I have made much here of Mauss’s idea that the principal function of money and markets is to extend society beyond its present limits. Thus Malinowski’s ethnography of the kula ring could be taken as a metaphor for the world economy of his day, with island economies that were not self-sufficient being drawn into trade with each other by means of personalized exchange of valuables between local leaders. These canoe expeditions were dangerous and magical because their crews were temporarily outside the realm of normal society. This always happens when society’s frontiers are pushed rapidly outwards, as they have time and time again in the last two centuries and long before that. The period of ‘neoliberal financialization’ could be compared with previous episodes in the history of global capitalism, such as the dash to build continental railroads, the gold strikes in California, Alaska and South Africa or the wild rubber boom of the mid- to late nineteenth century. There are many analogous episodes to be found in the mercantilist economies that emerged during the period 1500-1800, notoriously the ‘South Sea bubble’ and the ‘Tulips craze’. Similarly, the last three decades saw a rapid extension of society’s frontiers after the postwar convergence of state and market in national capitalism reached its limit in the 1970s. The quick wealth and cowboy entrepreneurship we have just witnessed was made possible by the absence of regulation in a period of global economic expansion. The end of the bubble marks an opportunity to consider how world markets might now be organized in the general interest. [...]

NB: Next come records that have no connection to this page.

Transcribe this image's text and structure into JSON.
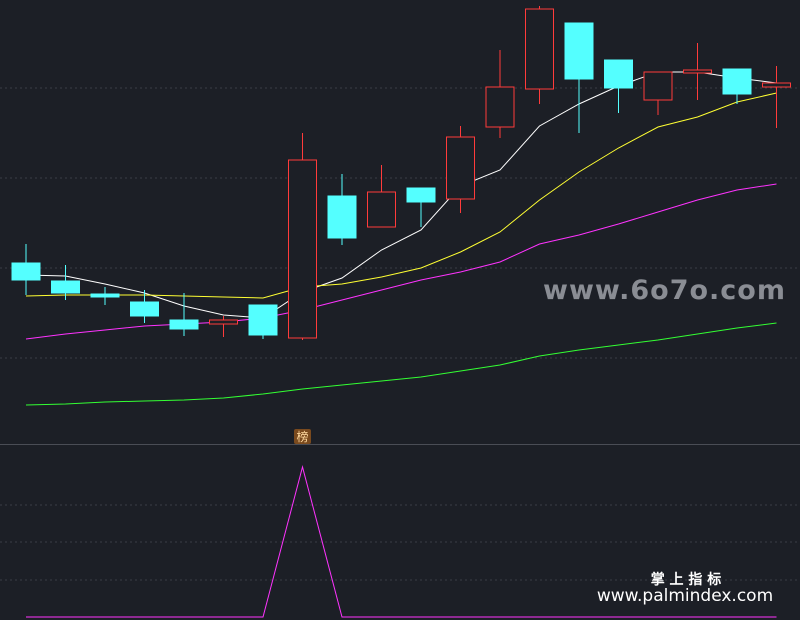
{
  "chart_data": [
    {
      "type": "candlestick",
      "categories": [
        null,
        null,
        null,
        null,
        null,
        null,
        null,
        null,
        null,
        null,
        null,
        null,
        null,
        null,
        null,
        null,
        null,
        null,
        null,
        null
      ],
      "open": [
        177,
        159,
        146,
        138,
        120,
        116,
        135,
        102,
        244,
        213,
        252,
        241,
        313,
        351,
        417,
        380,
        340,
        367,
        371,
        353
      ],
      "high": [
        196,
        175,
        153,
        150,
        147,
        124,
        135,
        307,
        266,
        275,
        252,
        314,
        390,
        434,
        417,
        380,
        368,
        397,
        371,
        374
      ],
      "low": [
        145,
        140,
        135,
        117,
        104,
        103,
        101,
        100,
        195,
        213,
        213,
        227,
        302,
        336,
        307,
        327,
        325,
        340,
        336,
        312
      ],
      "close": [
        160,
        147,
        143,
        124,
        111,
        120,
        105,
        280,
        202,
        248,
        238,
        303,
        353,
        431,
        361,
        352,
        368,
        370,
        346,
        357
      ],
      "up_color": "#ff3b3b",
      "down_color": "#54ffff",
      "ylim": [
        0,
        440
      ],
      "lines": [
        {
          "color": "#ffffff",
          "values": [
            165,
            164,
            156,
            147,
            134,
            125,
            122,
            148,
            162,
            190,
            210,
            254,
            270,
            314,
            336,
            354,
            368,
            368,
            362,
            357
          ]
        },
        {
          "color": "#ffff33",
          "values": [
            144,
            145,
            145,
            145,
            144,
            143,
            142,
            153,
            156,
            163,
            172,
            188,
            208,
            240,
            268,
            292,
            313,
            323,
            338,
            347
          ]
        },
        {
          "color": "#ff33ff",
          "values": [
            101,
            106,
            110,
            114,
            116,
            118,
            122,
            130,
            140,
            150,
            160,
            168,
            178,
            196,
            205,
            216,
            228,
            240,
            250,
            256
          ]
        },
        {
          "color": "#33ff33",
          "values": [
            35,
            36,
            38,
            39,
            40,
            42,
            46,
            51,
            55,
            59,
            63,
            69,
            75,
            84,
            90,
            95,
            100,
            106,
            112,
            117
          ]
        }
      ]
    },
    {
      "type": "line",
      "categories": [
        null,
        null,
        null,
        null,
        null,
        null,
        null,
        null,
        null,
        null,
        null,
        null,
        null,
        null,
        null,
        null,
        null,
        null,
        null,
        null
      ],
      "values": [
        3,
        3,
        3,
        3,
        3,
        3,
        3,
        153,
        3,
        3,
        3,
        3,
        3,
        3,
        3,
        3,
        3,
        3,
        3,
        3
      ],
      "color": "#ff33ff",
      "ylim": [
        0,
        175
      ]
    }
  ],
  "watermark": "www.6o7o.com",
  "badge": "榜",
  "footer": {
    "title": "掌 上 指 标",
    "url": "www.palmindex.com"
  }
}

The world economy is more integrated than it was even two decades ago; we need new principles of political association with which to put in place more effective regulatory frameworks. Fragmentation would be a disaster. Clearly the political questions facing humanity today concern distributive justice. The long period of Western dominance of the world economy is coming to an end. New actors on the world stage will have their say about who gets what. An escalation of war and general fractiousness is quite likely. Under these circumstances, a focus on the socially redemptive qualities of money and markets might be quite salutary. In this constructive sense, I depart from Polanyi’s conclusions; but I fear that his time as a prophet is yet to come (Hart 2008c).